Reading Too Much Into ‘Mad Men’: A Brief History Of Oranges And Their Role In Foreshadowing Death

It began as a mere coincidence in 1972’s The Godfather — the set designer peppered several scenes with oranges to give the somberly dressed sets some color — but because everyone seemed to die with an orange (or oranges) in sight, the coincidence took on new meaning.

Since then, the symbolism of an orange has become loaded, as everyone from Vince Gilligan to Seth MacFarlane has used oranges — and the color orange — to foreshadow death in their films and television shows. It’s why in this week’s episode of Mad Men, which sees Roger Sterling juggling oranges and the men of Sterling Cooper and Partners fighting over a Sunkist account, that we shouldn’t take those scenes lightly. Oranges signal the arrival of impending disaster. It’s possible that Roger’s orange juggling trick merely foreshadowed the events at the end of the episode — Sally catching Don “comforting Mrs. Rosen” — or it could be foreshadowing a death by the end of the season.

I’m not suggesting anything specific here, mind you, or a grand theory: I’m just saying that a man like Mad Men creator Matthew Weiner doesn’t introduce oranges randomly and without reason. There’s a long history of oranges being used to foreshadow disastrous events, and Weiner is well aware of that — he is, after all, one of the leading abusers of this trope.

Here’s just a sampling of the instances in which oranges have been used to foreshadow death and disaster in films (spoilers for lots of things you should have probably already seen by now).

Children of Men — Just before the car is attacked, Miriam peels an orange in the back seat. Just before the refugee camp falls into chaos, Kee and Marichka share orange slices over the baby.

Requiem for a Dream — The man peeling the orange (and the orange truck) in the scene where the characters go to receive a new shipment of drugs not only indicates their next destination – Florida – but also serves to indicate disaster.

Point Break — When Johnny and Angelo are staking out the bank, a man walks past and offers them oranges. This is followed by Johnny hurting his knee and many people being shot.

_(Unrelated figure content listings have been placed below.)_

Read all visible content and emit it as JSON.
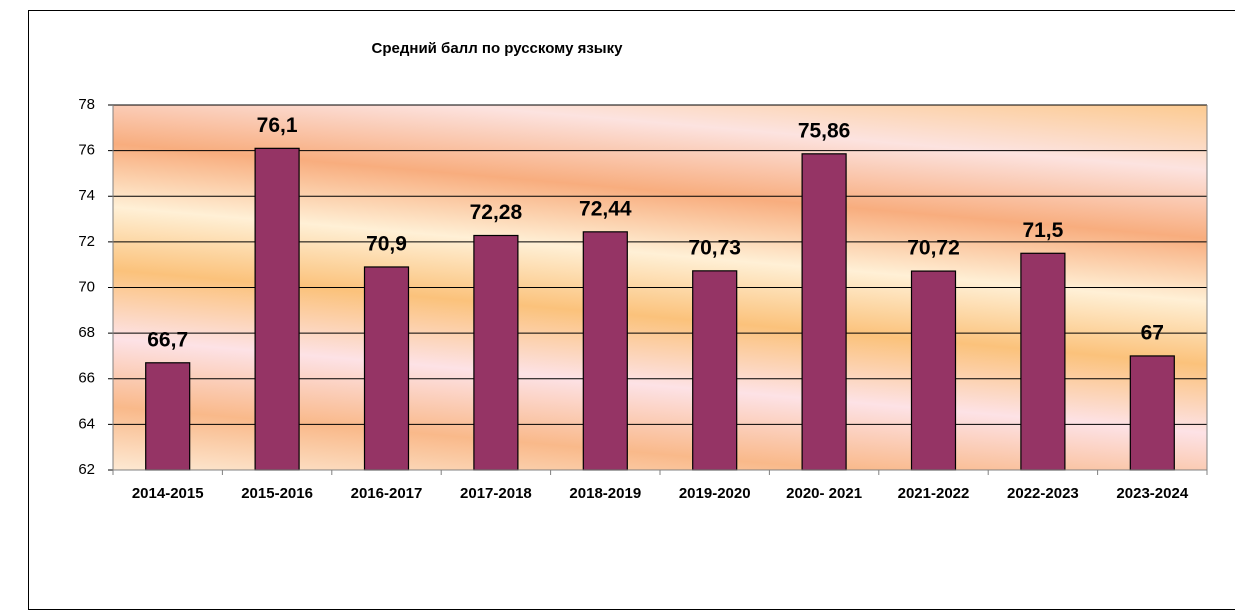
{
  "chart_data": {
    "type": "bar",
    "title": "Средний балл по русскому языку",
    "categories": [
      "2014-2015",
      "2015-2016",
      "2016-2017",
      "2017-2018",
      "2018-2019",
      "2019-2020",
      "2020- 2021",
      "2021-2022",
      "2022-2023",
      "2023-2024"
    ],
    "values": [
      66.7,
      76.1,
      70.9,
      72.28,
      72.44,
      70.73,
      75.86,
      70.72,
      71.5,
      67
    ],
    "value_labels": [
      "66,7",
      "76,1",
      "70,9",
      "72,28",
      "72,44",
      "70,73",
      "75,86",
      "70,72",
      "71,5",
      "67"
    ],
    "color": "#953465",
    "ylim": [
      62,
      78
    ],
    "yticks": [
      62,
      64,
      66,
      68,
      70,
      72,
      74,
      76,
      78
    ],
    "grid": true
  }
}
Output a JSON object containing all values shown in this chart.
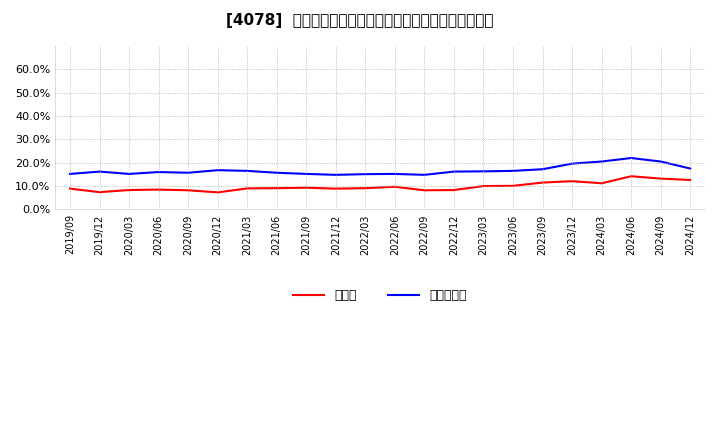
{
  "title": "[4078]  現預金、有利子負債の総資産に対する比率の推移",
  "legend_cash": "現預金",
  "legend_debt": "有利子負債",
  "color_cash": "#FF0000",
  "color_debt": "#0000FF",
  "background_color": "#FFFFFF",
  "plot_bg_color": "#FFFFFF",
  "ylim": [
    0.0,
    0.7
  ],
  "yticks": [
    0.0,
    0.1,
    0.2,
    0.3,
    0.4,
    0.5,
    0.6
  ],
  "dates": [
    "2019/09",
    "2019/12",
    "2020/03",
    "2020/06",
    "2020/09",
    "2020/12",
    "2021/03",
    "2021/06",
    "2021/09",
    "2021/12",
    "2022/03",
    "2022/06",
    "2022/09",
    "2022/12",
    "2023/03",
    "2023/06",
    "2023/09",
    "2023/12",
    "2024/03",
    "2024/06",
    "2024/09",
    "2024/12"
  ],
  "cash": [
    0.089,
    0.074,
    0.083,
    0.085,
    0.082,
    0.073,
    0.09,
    0.091,
    0.093,
    0.089,
    0.091,
    0.097,
    0.082,
    0.083,
    0.1,
    0.101,
    0.115,
    0.121,
    0.112,
    0.142,
    0.132,
    0.126
  ],
  "debt": [
    0.152,
    0.162,
    0.152,
    0.16,
    0.157,
    0.168,
    0.165,
    0.157,
    0.152,
    0.148,
    0.151,
    0.152,
    0.148,
    0.162,
    0.163,
    0.165,
    0.172,
    0.196,
    0.205,
    0.22,
    0.205,
    0.175
  ],
  "grid_color": "#AAAAAA",
  "grid_linestyle": ":",
  "grid_linewidth": 0.6,
  "line_width": 1.5,
  "tick_fontsize": 7,
  "title_fontsize": 11,
  "legend_fontsize": 9
}
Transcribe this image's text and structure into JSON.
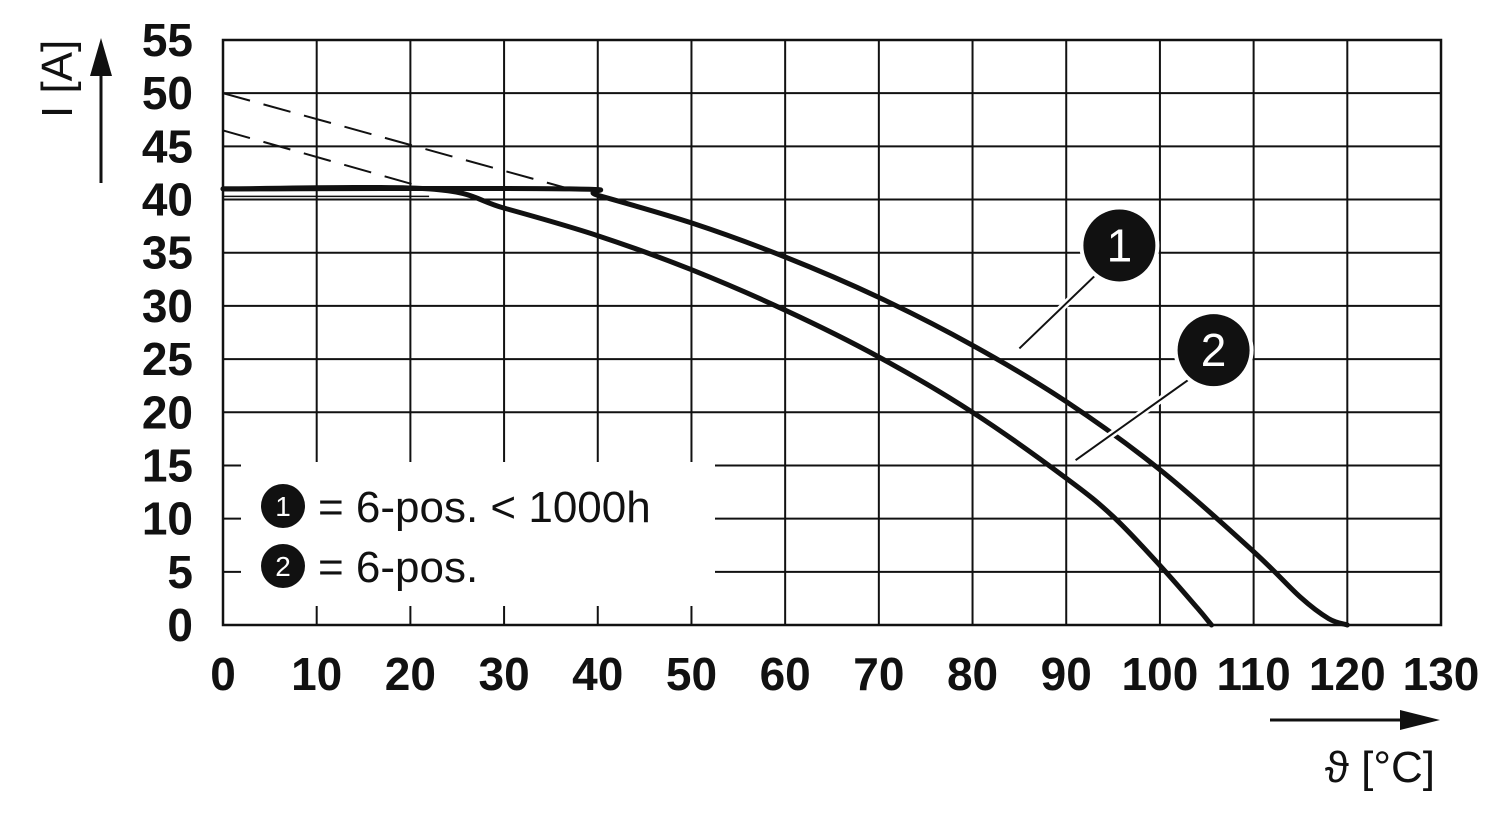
{
  "chart_data": {
    "type": "line",
    "xlabel": "ϑ [°C]",
    "ylabel": "I [A]",
    "xlim": [
      0,
      130
    ],
    "ylim": [
      0,
      55
    ],
    "xticks": [
      0,
      10,
      20,
      30,
      40,
      50,
      60,
      70,
      80,
      90,
      100,
      110,
      120,
      130
    ],
    "yticks": [
      0,
      5,
      10,
      15,
      20,
      25,
      30,
      35,
      40,
      45,
      50,
      55
    ],
    "grid": true,
    "legend": {
      "placement": "bottom-left",
      "entries": [
        {
          "marker": "1",
          "text": "= 6-pos. < 1000h"
        },
        {
          "marker": "2",
          "text": "= 6-pos."
        }
      ]
    },
    "series": [
      {
        "marker": "1",
        "extrapolated": {
          "x": [
            0,
            37
          ],
          "y": [
            50,
            41
          ]
        },
        "x": [
          0,
          37,
          40,
          50,
          60,
          70,
          80,
          90,
          100,
          110,
          115,
          118,
          120
        ],
        "y": [
          41,
          41,
          40.4,
          37.8,
          34.6,
          30.8,
          26.3,
          21,
          14.6,
          6.9,
          2.6,
          0.6,
          0
        ]
      },
      {
        "marker": "2",
        "extrapolated": {
          "x": [
            0,
            22
          ],
          "y": [
            46.5,
            41
          ]
        },
        "x": [
          0,
          22,
          30,
          40,
          50,
          60,
          70,
          80,
          90,
          95,
          100,
          104,
          105.5
        ],
        "y": [
          41,
          41,
          39.2,
          36.6,
          33.4,
          29.6,
          25.2,
          20,
          13.8,
          10.2,
          5.6,
          1.6,
          0
        ]
      }
    ],
    "callouts": [
      {
        "label": "1",
        "at": [
          85,
          26
        ]
      },
      {
        "label": "2",
        "at": [
          91,
          15.5
        ]
      }
    ]
  }
}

Family Guy — In the “Patriot Games” episode, before Stewie delivers a mob style beating on Brian he finishes a glass of Orange Juice.

Lost — Hello John Locke.

RocknRolla — When Lenny Cole and Yuri are talking business after the first payment of money has been stolen, there are oranges on the table they are having a drink at. The presence of oranges foreshadows the death of a character.

Big Love — In the series finale, Bill Paxton’s character puts an orange peel in his mouth. He dies in the episode.

The Wire — I’d never noticed it before, but in the scenes leading up to Omar’s death, how many times do you see the color orange (including that bottle of Sunkist next to his corpse)?

Breaking Bad — Not for nothing, but if you watch this montage of Breaking Bad deaths, notice just how many people who either kill or are killed are wearing orange or yellow.

Also, after Ted falls and nearly dies in Breaking Bad, what would befall him but oranges?

The Sopranos — Oranges often foreshadowed death in The Sopranos (a show Matt Weiner was a writer/producer on), and some argue that the fact that Tony Soprano had eaten an orange in the series finale erased the ambiguity at the end of the episode, i.e., Tony did die.


I will also add this. At the end of last season, Vulture created a very cool video of all the instances that we missed foreshadowing the death of Lane. One such moment was this: Here’s a shot of Don Draper after he found out Lane had died, and a shot of Lane before he died.

When I saw that, the very first image I thought of was this, from this week’s episode.

Also, last season saw Don Draper force orange sherbert down Megan’s gullet, and from the penultimate episode of Mad Men, which saw Lane Pryce die, there were lots of orange colors. Check it, from the Houston Chronicle, after the fact:

To be sure, orange has always been a significant color in the design spectrum of “Mad Men,” and so it has continued this year, reaching a kind of climax with last Sunday’s penultimate episode of the season (the orange Mets pennant on Lane Pryce’s wall, Glen Bishop’s orange and blue parka, the orange hot water bottle Betty gives to Sally after she gets her first period, Megan’s orange top).

Look, I don’t know who is going to die — Pete, Don, Betty, Bob, Bert, Megan, Peggy, Ted, or Roger — but BY GOD somebody is going to die by season’s end.